Rep. Lou Barletta, 56, has represented the 11th District, a swath of counties in the state's conservative center, for five years. But in 2006, he was the Republican mayor of Hazleton, a man both demonized and lionized for trying to bar the city's door against what he saw as an invasion of undocumented Latinos.

"It was uncharted territory for a city to try to do something about the problem of illegal immigration," he said in a recent interview. "Fast-forwarding to today, we were a bit ahead of our time."

Grandson of an Italian immigrant, Barletta ran a prosperous business painting lines on roads until he won his first mayoral election in 1999. He became convinced that "illegal aliens" were bringing crime to his hometown, overburdening its schools and public safety services, and clogging area emergency rooms, he recalled.

His tipping point came in spring 2006, during the second of his three terms, when city resident Derek Kichline, a 29-year-old father of three, was murdered. The two suspects were in the United States illegally.

Turning to the Internet, Barletta found a relevant ordinance from San Bernardino, Calif., crafted but never voted on, and "tweaked it," he said. Under his proposed law, landlords who rented to undocumented immigrants would be fined $1,000 per day and employers who hired them would lose their business licenses for five years. English would be Hazleton's "official language."

With Barletta present in a bulletproof vest, City Council passed the Illegal Immigration Relief Act, 4-1. But it never went into effect.

Federal courts ruled it unconstitutional, and the case ultimately was rebuffed by the U.S. Supreme Court. Hazleton was ordered to pay nearly $1.4 million in fees to the civil rights lawyers who fought the act. And as for the suspects in Kichline's murder, all charges were dropped, although one of the pair was deported and the other served time for an unrelated stabbing.

Hardly the outcome Barletta wanted. If he had it to do over?

The problem of illegal immigration "was created because the federal government didn't do its job - and still isn't doing its job," he said. "I was a mayor who said, 'I am going to try to do something.' Do I regret that? No."

His actions, he said, encouraged dozens of other municipalities to enact or attempt to enact local laws that target undocumented immigrants, that separate "the salt from the sugar."

His own political fortunes didn't seem to suffer. He is in his second term in Congress, and is running for reelection this year.

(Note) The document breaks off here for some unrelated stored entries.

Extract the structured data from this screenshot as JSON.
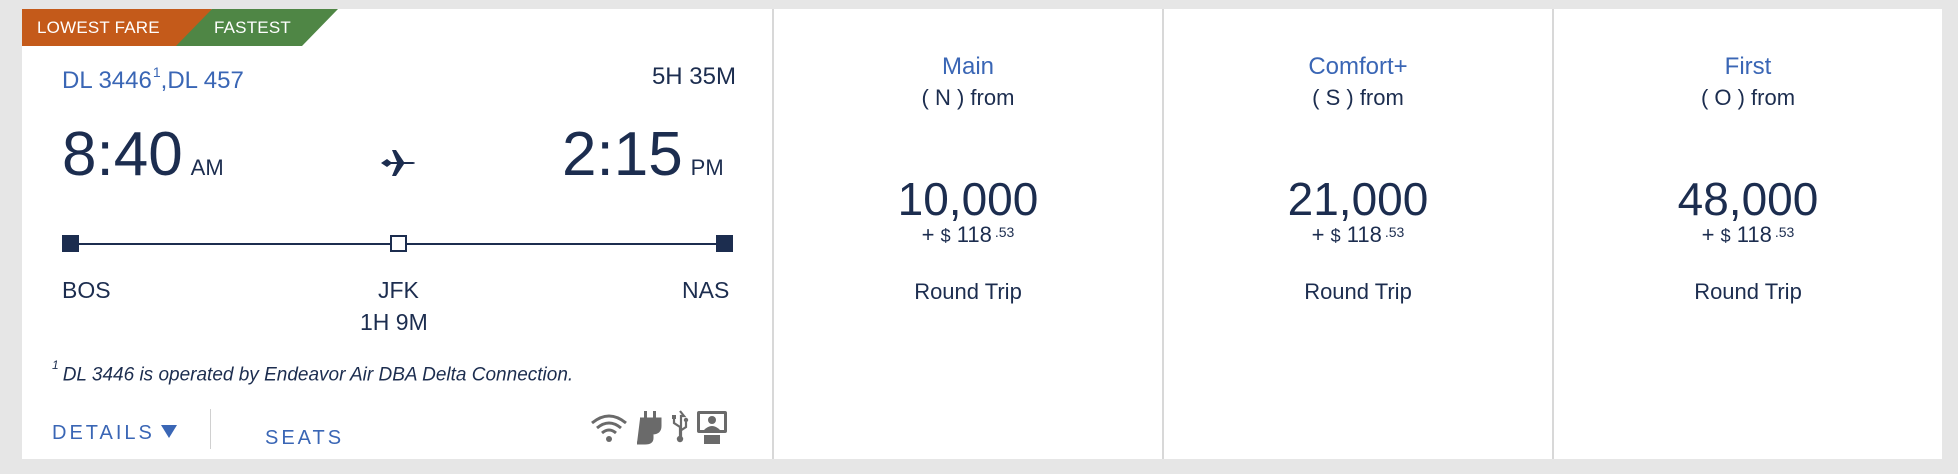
{
  "badges": {
    "lowest": "LOWEST FARE",
    "fastest": "FASTEST",
    "lowest_color": "#c45a1a",
    "fastest_color": "#4f8645"
  },
  "flight": {
    "number1": "DL 3446",
    "footnote_marker": "1",
    "number2": ",DL 457",
    "duration": "5H 35M",
    "depart_time": "8:40",
    "depart_ampm": "AM",
    "arrive_time": "2:15",
    "arrive_ampm": "PM",
    "origin": "BOS",
    "stop": "JFK",
    "layover": "1H 9M",
    "destination": "NAS"
  },
  "footnote": {
    "marker": "1",
    "text": "DL 3446 is operated by Endeavor Air DBA Delta Connection."
  },
  "actions": {
    "details": "DETAILS",
    "seats": "SEATS"
  },
  "amenity_icons": [
    "wifi-icon",
    "power-plug-icon",
    "usb-icon",
    "personal-video-icon"
  ],
  "fares": [
    {
      "cabin": "Main",
      "code": "( N ) from",
      "miles": "10,000",
      "plus": "+",
      "currency": "$",
      "dollars": "118",
      "cents": ".53",
      "trip": "Round Trip"
    },
    {
      "cabin": "Comfort+",
      "code": "( S ) from",
      "miles": "21,000",
      "plus": "+",
      "currency": "$",
      "dollars": "118",
      "cents": ".53",
      "trip": "Round Trip"
    },
    {
      "cabin": "First",
      "code": "( O ) from",
      "miles": "48,000",
      "plus": "+",
      "currency": "$",
      "dollars": "118",
      "cents": ".53",
      "trip": "Round Trip"
    }
  ],
  "colors": {
    "link_blue": "#3a66b5",
    "navy": "#1c2d4f"
  }
}
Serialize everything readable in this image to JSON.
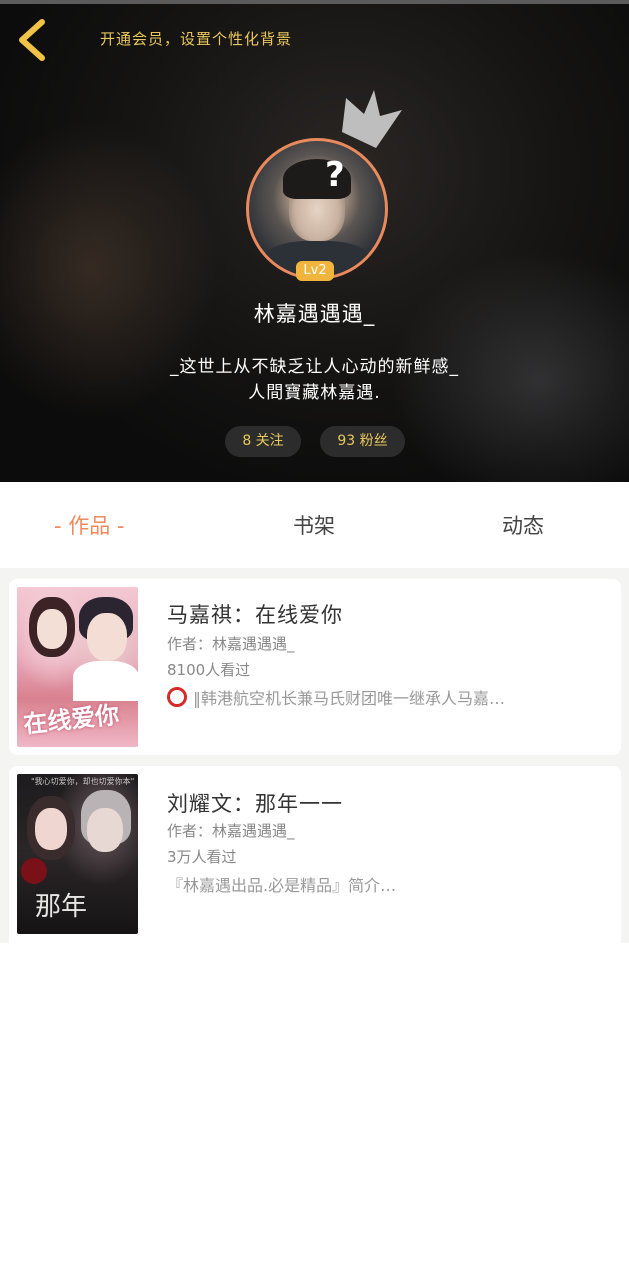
{
  "header": {
    "vip_text": "开通会员，设置个性化背景",
    "level": "Lv2",
    "username": "林嘉遇遇遇_",
    "bio_line1": "_这世上从不缺乏让人心动的新鲜感_",
    "bio_line2": "人間寶藏林嘉遇.",
    "following": "8 关注",
    "fans": "93 粉丝"
  },
  "tabs": {
    "works": "- 作品 -",
    "shelf": "书架",
    "feed": "动态"
  },
  "books": [
    {
      "cover_text": "在线爱你",
      "title": "马嘉祺：在线爱你",
      "author": "作者：林嘉遇遇遇_",
      "views": "8100人看过",
      "desc": "‖韩港航空机长兼马氏财团唯一继承人马嘉…"
    },
    {
      "cover_top": "\"我心切爱你，却也切爱你本\"",
      "cover_text": "那年",
      "title": "刘耀文：那年一一",
      "author": "作者：林嘉遇遇遇_",
      "views": "3万人看过",
      "desc": "『林嘉遇出品.必是精品』简介…"
    }
  ],
  "colors": {
    "accent": "#f08a5d",
    "gold": "#e9c75a",
    "level_badge": "#f1b53d",
    "avatar_ring": "#e98a5c"
  }
}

Barletta backed Rick Santorum in the 2016 GOP presidential race, until the former senator dropped out in early February.

Even before endorsing Trump, he opposed mainstream Republican efforts to derail his candidacy.

Trump is "talking to people, and hearing their frustration - the same frustration I had 10 years ago . . . born of the fact that the federal government refuses to enforce our laws and has not secured our borders," he said.

"We should be looking at why so many people support Donald Trump. Why is he winning? . . . There's a reason this is happening."